Mme A… C… soutient que :
- sa requête est recevable et sa créance n’est pas prescrite dans la mesure où elle justifie avoir envoyé une demande indemnitaire préalable le 19 décembre 2023, laquelle a été réceptionnée par le GHH le 22 décembre suivant ;
- la responsabilité sans faute du GHH peut être engagée du fait de l’imputabilité au service de sa maladie ;
- la responsabilité pour faute du GHH peut être engagée du fait de la faute de service commise et du harcèlement moral dont elle a fait l’objet ;
- elle a subi un préjudice au titre de l’incidence professionnelle de sa maladie qui doit être réparé à hauteur de 82 914,48 euros ;
- elle a droit à une indemnisation au titre de la perte de gains professionnels futurs à hauteur de 34 692,71 euros ;
- elle a subi un préjudice moral qu’elle évalue à la somme de 12 000 euros.
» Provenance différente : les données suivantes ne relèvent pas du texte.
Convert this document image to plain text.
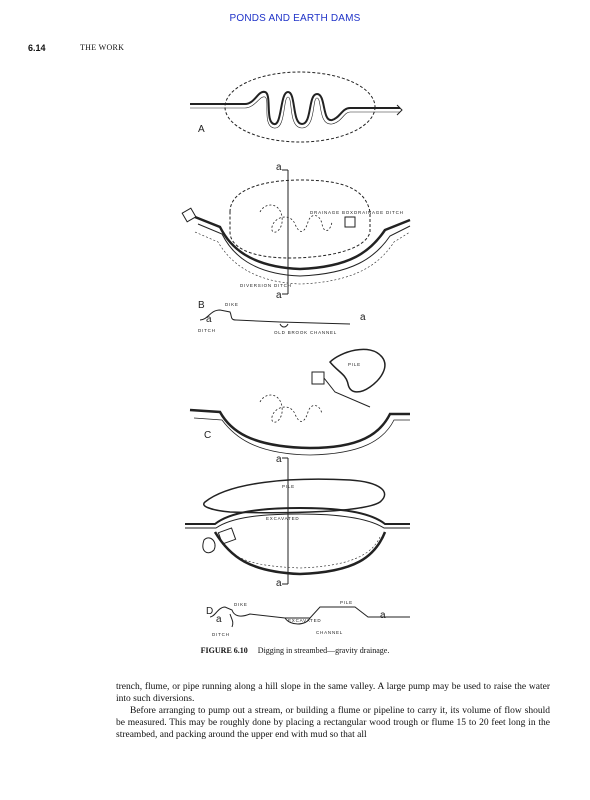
PONDS AND EARTH DAMS
6.14	THE WORK
A
B
C
D
a
a
a	a
a
a
a	a
DRAINAGE BOX DRAINAGE DITCH
DIVERSION DITCH
DIKE
DITCH	OLD BROOK CHANNEL
PILE
PILE
EXCAVATED
DIKE
DITCH
EXCAVATED
PILE
CHANNEL
FIGURE 6.10 Digging in streambed—gravity drainage.

trench, flume, or pipe running along a hill slope in the same valley. A large pump may be used to raise the water into such diversions.

Before arranging to pump out a stream, or building a flume or pipeline to carry it, its volume of flow should be measured. This may be roughly done by placing a rectangular wood trough or flume 15 to 20 feet long in the streambed, and packing around the upper end with mud so that all
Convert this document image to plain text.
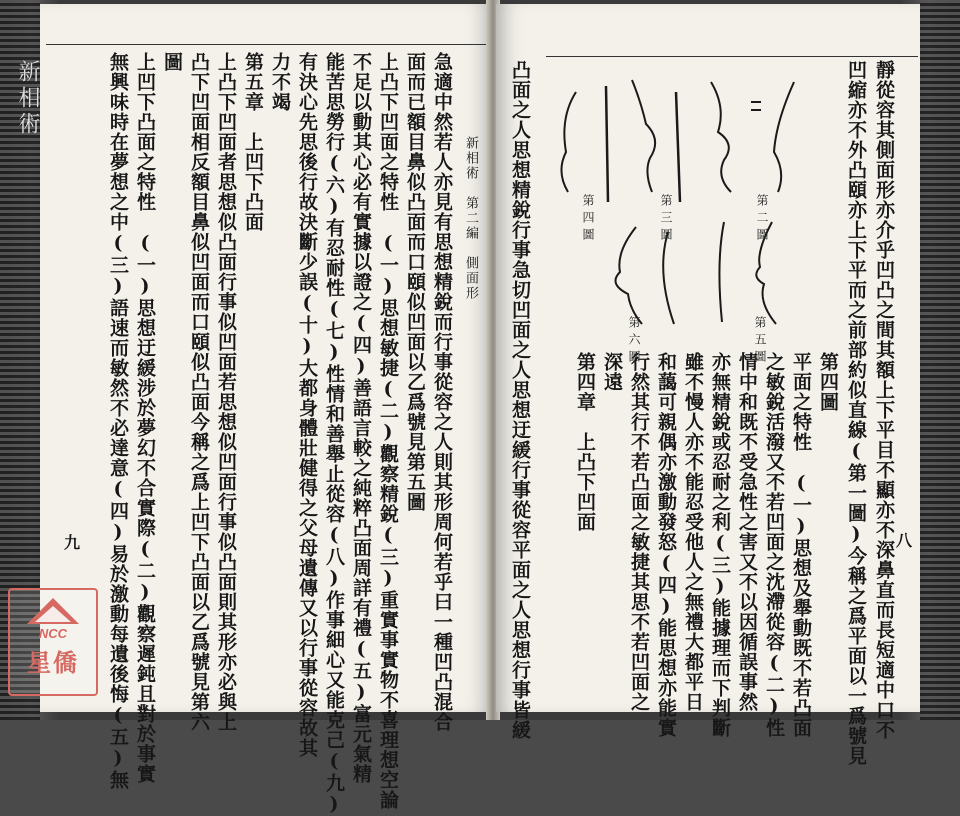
新相術
新相術　第二編　側面形
急適中然若人亦見有思想精銳而行事從容之人則其形周何若乎曰一種凹凸混合
面而已額目鼻似凸面而口頤似凹面以乙爲號見第五圖
上凸下凹面之特性　(一)思想敏捷(二)觀察精銳(三)重實事實物不喜理想空論
不足以動其心必有實據以證之(四)善語言較之純粹凸面周詳有禮(五)富元氣精
能苦思勞行(六)有忍耐性(七)性情和善舉止從容(八)作事細心又能克己(九)
有決心先思後行故決斷少誤(十)大都身體壯健得之父母遺傳又以行事從容故其
力不竭
第五章　上凹下凸面
上凸下凹面者思想似凸面行事似凹面若思想似凹面行事似凸面則其形亦必與上
凸下凹面相反額目鼻似凹面而口頤似凸面今稱之爲上凹下凸面以乙爲號見第六
圖
上凹下凸面之特性　(一)思想迂緩涉於夢幻不合實際(二)觀察遲鈍且對於事實
無興味時在夢想之中(三)語速而敏然不必達意(四)易於激動每遺後悔(五)無
九	靜從容其側面形亦介乎凹凸之間其額上下平目不顯亦不深鼻直而長短適中口不
凹縮亦不外凸頤亦上下平而之前部約似直線(第一圖)今稱之爲平面以一爲號見
第四圖
平面之特性　(一)思想及舉動既不若凸面
之敏銳活潑又不若凹面之沈滯從容(二)性
情中和既不受急性之害又不以因循誤事然
亦無精銳或忍耐之利(三)能據理而下判斷
雖不慢人亦不能忍受他人之無禮大都平日
和藹可親偶亦激動發怒(四)能思想亦能實
行然其行不若凸面之敏捷其思不若凹面之
深遠
第四章　上凸下凹面
凸面之人思想精銳行事急切凹面之人思想迂緩行事從容平面之人思想行事皆緩	八
第二圖
第三圖
第四圖
第五圖
第六圖
NCC
星僑
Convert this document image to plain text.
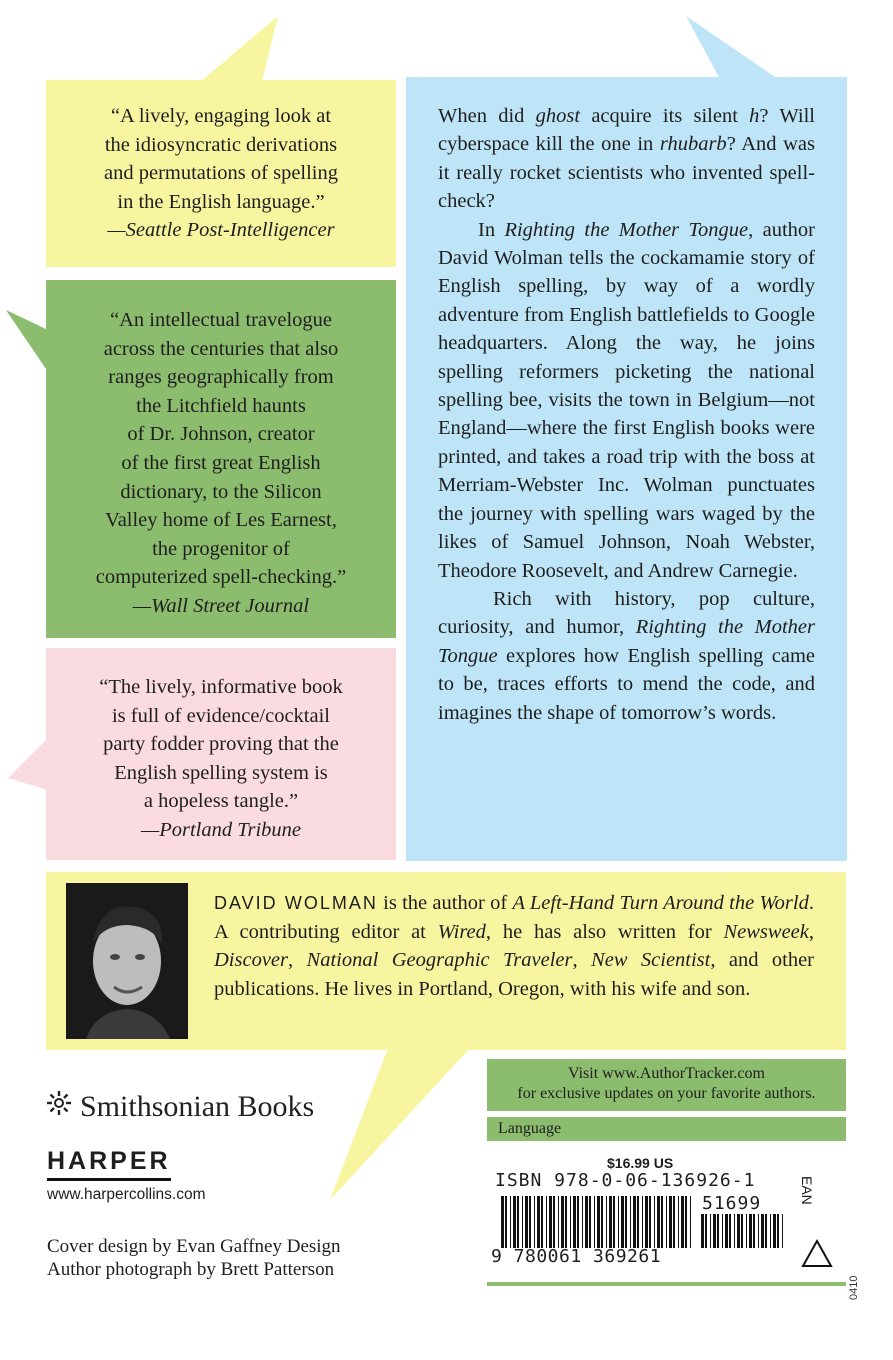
“A lively, engaging look at
the idiosyncratic derivations
and permutations of spelling
in the English language.”
—Seattle Post-Intelligencer
“An intellectual travelogue
across the centuries that also
ranges geographically from
the Litchfield haunts
of Dr. Johnson, creator
of the first great English
dictionary, to the Silicon
Valley home of Les Earnest,
the progenitor of
computerized spell-checking.”
—Wall Street Journal
“The lively, informative book
is full of evidence/cocktail
party fodder proving that the
English spelling system is
a hopeless tangle.”
—Portland Tribune

When did ghost acquire its silent h? Will cyberspace kill the one in rhubarb? And was it really rocket scientists who invented spell-check?

In Righting the Mother Tongue, author David Wolman tells the cockamamie story of English spelling, by way of a wordly adventure from English battlefields to Google headquarters. Along the way, he joins spelling reformers picketing the national spelling bee, visits the town in Belgium—not England—where the first English books were printed, and takes a road trip with the boss at Merriam-Webster Inc. Wolman punctuates the journey with spelling wars waged by the likes of Samuel Johnson, Noah Webster, Theodore Roosevelt, and Andrew Carnegie.

Rich with history, pop culture, curiosity, and humor, Righting the Mother Tongue explores how English spelling came to be, traces efforts to mend the code, and imagines the shape of tomorrow’s words.

DAVID WOLMAN is the author of A Left-Hand Turn Around the World. A contributing editor at Wired, he has also written for Newsweek, Discover, National Geographic Traveler, New Scientist, and other publications. He lives in Portland, Oregon, with his wife and son.
Smithsonian Books
HARPER
www.harpercollins.com
Cover design by Evan Gaffney Design
Author photograph by Brett Patterson
Visit www.AuthorTracker.com
for exclusive updates on your favorite authors.
Language
$16.99 US
ISBN 978-0-06-136926-1	EAN
51699
9 780061 369261
0410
Par des mémoires en défense, enregistrés les 9 octobre 2024 et 6 novembre 2025, le GHH, représenté par la SELARL Ekis Avocats, conclut au rejet de la requête.
Le GHH soutient que :
- la requête est irrecevable, faute pour Mme A… C… de justifier de l’effectivité de sa demande indemnitaire préalable ;
- les créances dont pourrait se prévaloir la requérante sont prescrites en application de la prescription quadriennale ;
- aucune faute n’a été commise ;
- les prétentions indemnitaires de la requête doivent être rejetées concernant l’incidence professionnelle et la perte de gains professionnels futurs et limitées à 4 000 euros s’agissant du préjudice moral.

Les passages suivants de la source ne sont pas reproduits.